Authenticity and Writing

One could say that there are two “zones” in writing:  an inner and an outer zone.  The inner zone is where the words come from, that well where we draw the water of life.   It’s a space that is totally personal, solipsistic, dreamlike, irrational, undependable, moody, creative, volatile, immoral, temperamental, and unpredictable.  I use the word “inner” only to identify it, because it’s almost as if the words come from a source other than ourselves.  When we are writing in that space, in that zone, we have no concern what other people might think.  We are just writing, totally oblivious to anything except the flow of words.

The outer zone is rational, analytical, grammatical, logical, careful, and methodical.  It is the zone we are in when we edit our writing, for example.  When we are in the outer zone, we are very concerned about the process of communicating with others – with those people who might be reading what we wrote.  We are sensitive to the look of the words, the sound of the words, and the effect of the words on the reader.  Many types of writing, such as technical writing, require outer zone writers.  This type of writing is concerned with communicating information.   But no one ever gets excited over technical writing. 

The only type of writing that I am interested in comes from the inner zone.  This type of writing is concerned with communicating experience.
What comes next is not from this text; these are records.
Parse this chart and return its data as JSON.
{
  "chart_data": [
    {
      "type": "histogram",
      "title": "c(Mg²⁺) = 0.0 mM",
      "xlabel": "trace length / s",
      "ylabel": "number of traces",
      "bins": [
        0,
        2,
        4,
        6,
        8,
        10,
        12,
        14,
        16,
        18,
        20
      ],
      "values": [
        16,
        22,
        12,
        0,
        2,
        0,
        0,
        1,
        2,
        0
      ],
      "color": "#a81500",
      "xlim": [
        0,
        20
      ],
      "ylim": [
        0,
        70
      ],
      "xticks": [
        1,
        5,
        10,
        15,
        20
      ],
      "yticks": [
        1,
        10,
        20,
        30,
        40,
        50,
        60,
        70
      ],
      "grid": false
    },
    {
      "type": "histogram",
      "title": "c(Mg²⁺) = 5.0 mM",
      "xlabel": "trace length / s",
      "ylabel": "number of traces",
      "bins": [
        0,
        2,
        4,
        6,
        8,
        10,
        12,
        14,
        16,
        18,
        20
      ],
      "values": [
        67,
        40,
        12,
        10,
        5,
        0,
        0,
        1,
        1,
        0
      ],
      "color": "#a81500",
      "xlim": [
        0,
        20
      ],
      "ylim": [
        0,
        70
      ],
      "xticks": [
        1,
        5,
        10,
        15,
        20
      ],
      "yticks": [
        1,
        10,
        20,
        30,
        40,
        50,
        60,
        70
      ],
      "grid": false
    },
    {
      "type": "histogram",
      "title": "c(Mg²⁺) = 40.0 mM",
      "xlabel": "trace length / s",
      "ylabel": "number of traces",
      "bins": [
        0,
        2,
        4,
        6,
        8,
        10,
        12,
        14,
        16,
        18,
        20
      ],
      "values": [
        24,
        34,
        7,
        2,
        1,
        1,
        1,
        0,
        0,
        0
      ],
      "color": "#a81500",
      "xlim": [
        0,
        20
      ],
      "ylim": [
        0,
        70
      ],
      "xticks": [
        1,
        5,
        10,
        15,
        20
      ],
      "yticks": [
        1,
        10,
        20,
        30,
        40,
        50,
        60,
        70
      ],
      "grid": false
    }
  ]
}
You know the feeling you get when you read a poem or a passage that speaks to you – that says something that you have felt.  It’s not even the plot of the story that is important – many great stories have no plot – it’s the experience that is conveyed in the words of what you are reading.  Plots without experience are just travelogues.  Life is about experience.  Edit from the outer zone, but write from the inner zone.  Write experience.